Ruling a fight a no-contest for a faulty ring used by other fighters
There was an event at the BankUnited Center at the University of Miami (Coral Gables campus) on February 23rd under the banner of S1, which is some sort of hybrid stand-up MMA with-no-ground-game deal. Florida allows these kinds of weird events to happen often, which is another story in and of itself. The Florida commission classified it as a kickboxing show.
The main event featured Valentijn Overeem vs. James Wilson.
Both Overeem and Wilson fell out of the ring once. Then there was another accident. As you can see from the photo, the ropes were so loose and low that it was only natural an accident would happen.
The scandal here, of course, is that the show was even allowed to go on with a ring that was deemed to be lacking in structural integrity. Rather than stop the show from taking place and getting a new ring, the show went on and the main event putting the two combatants at risk for serious injury. Sending a third-rate PR flack to the Tallahassee Democrat or Miami Herald and saying there will be “an investigation” is utter BS. Gentile & Hefren didn’t do their jobs in putting a stop to the show and put the fighters in a (legally-defined) ultrahazardous sport in serious risk. It’s a lawsuit waiting to happen and the fighters would be in their rights to sue the state for allowing this circus to go on.

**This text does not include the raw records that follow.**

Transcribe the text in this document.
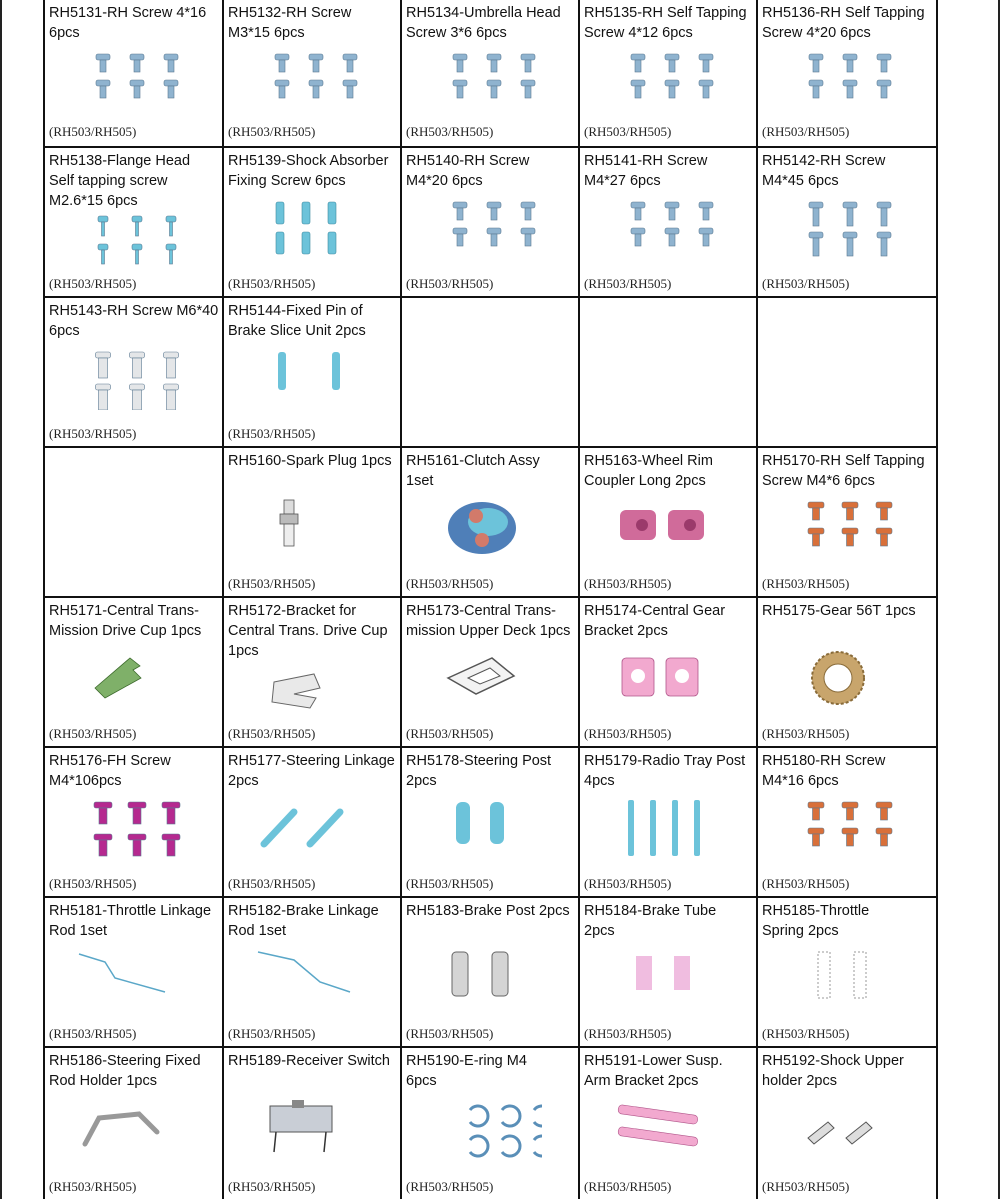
RH5131-RH Screw 4*16
6pcs
(RH503/RH505)
RH5132-RH Screw
M3*15 6pcs
(RH503/RH505)
RH5134-Umbrella Head
Screw 3*6 6pcs
(RH503/RH505)
RH5135-RH Self Tapping
Screw 4*12 6pcs
(RH503/RH505)
RH5136-RH Self Tapping
Screw 4*20 6pcs
(RH503/RH505)
RH5138-Flange Head
Self tapping screw
M2.6*15 6pcs
(RH503/RH505)
RH5139-Shock Absorber
Fixing Screw 6pcs
(RH503/RH505)
RH5140-RH Screw
M4*20 6pcs
(RH503/RH505)
RH5141-RH Screw
M4*27 6pcs
(RH503/RH505)
RH5142-RH Screw
M4*45 6pcs
(RH503/RH505)
RH5143-RH Screw M6*40
6pcs
(RH503/RH505)
RH5144-Fixed Pin of
Brake Slice Unit 2pcs
(RH503/RH505)
RH5160-Spark Plug 1pcs
(RH503/RH505)
RH5161-Clutch Assy
1set
(RH503/RH505)
RH5163-Wheel Rim
Coupler Long 2pcs
(RH503/RH505)
RH5170-RH Self Tapping
Screw M4*6 6pcs
(RH503/RH505)
RH5171-Central Trans-
Mission Drive Cup 1pcs
(RH503/RH505)
RH5172-Bracket for
Central Trans. Drive Cup
1pcs
(RH503/RH505)
RH5173-Central Trans-
mission Upper Deck 1pcs
(RH503/RH505)
RH5174-Central Gear
Bracket 2pcs
(RH503/RH505)
RH5175-Gear 56T 1pcs
(RH503/RH505)
RH5176-FH Screw
M4*106pcs
(RH503/RH505)
RH5177-Steering Linkage
2pcs
(RH503/RH505)
RH5178-Steering Post
2pcs
(RH503/RH505)
RH5179-Radio Tray Post
4pcs
(RH503/RH505)
RH5180-RH Screw
M4*16 6pcs
(RH503/RH505)
RH5181-Throttle Linkage
Rod 1set
(RH503/RH505)
RH5182-Brake Linkage
Rod 1set
(RH503/RH505)
RH5183-Brake Post 2pcs
(RH503/RH505)
RH5184-Brake Tube
2pcs
(RH503/RH505)
RH5185-Throttle
Spring 2pcs
(RH503/RH505)
RH5186-Steering Fixed
Rod Holder 1pcs
(RH503/RH505)
RH5189-Receiver Switch
(RH503/RH505)
RH5190-E-ring M4
6pcs
(RH503/RH505)
RH5191-Lower Susp.
Arm Bracket 2pcs
(RH503/RH505)
RH5192-Shock Upper
holder 2pcs
(RH503/RH505)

Allowing a transgender fight to fight women without checking medical records
Florida’s record under the disgraced Tom Molloy for checking up on medical suspensions and records from other states speaks for itself. It was professional malpractice. Well, the malpractice is continuing in the state of Florida.

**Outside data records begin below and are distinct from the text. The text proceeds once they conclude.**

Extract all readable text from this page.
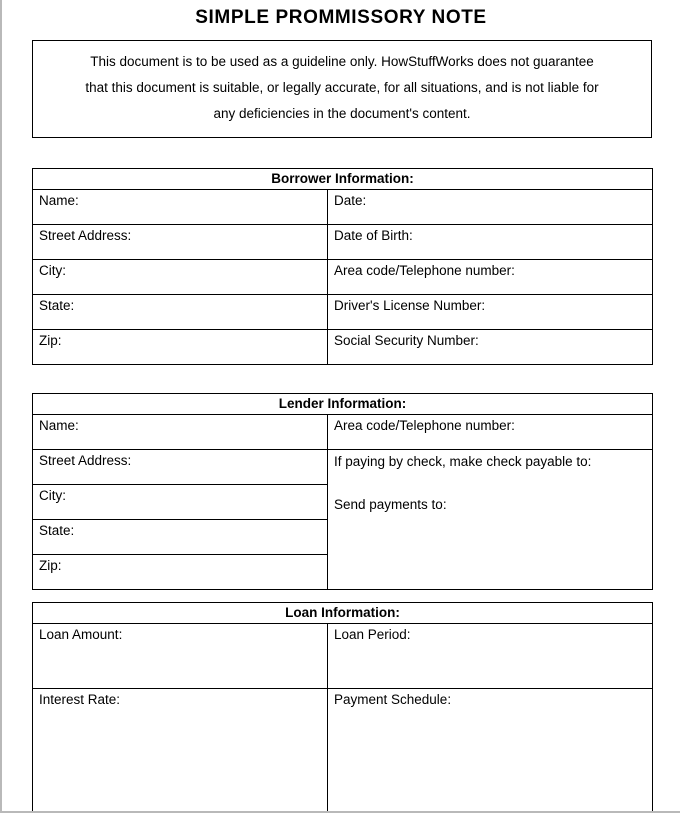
SIMPLE PROMMISSORY NOTE
This document is to be used as a guideline only. HowStuffWorks does not guarantee
that this document is suitable, or legally accurate, for all situations, and is not liable for
any deficiencies in the document's content.
Borrower Information:	
Name:	Date:
Street Address:	Date of Birth:
City:	Area code/Telephone number:
State:	Driver's License Number:
Zip:	Social Security Number:
Lender Information:	
Name:	Area code/Telephone number:
Street Address:	If paying by check, make check payable to:
Send payments to:

City:	
State:	
Zip:	
Loan Information:	
Loan Amount:	Loan Period:
Interest Rate:	Payment Schedule:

Not doing basic due diligence on medical records for a fighter has now put Florida in a shameful position. They let a transgender fighter KO a woman. Even if Florida’s excuse here is that the fighter in question (Fallon Fox) didn’t list transgender status on licensing paperwork, that doesn’t excuse the fact that Hefren & Gentile didn’t bother checking medical paperwork. Gentile was at the weigh-ins for the show last Friday in Miami. There are no excuses. Just like the ring situation with Valentijn Overeem and James Wilson, Florida’s commission put the health & safety of fighters at risk by not doing their jobs as professionals.
Someone could get paralyzed or killed by their actions. If the trajectory of BS doesn’t change, it will be sooner rather than later.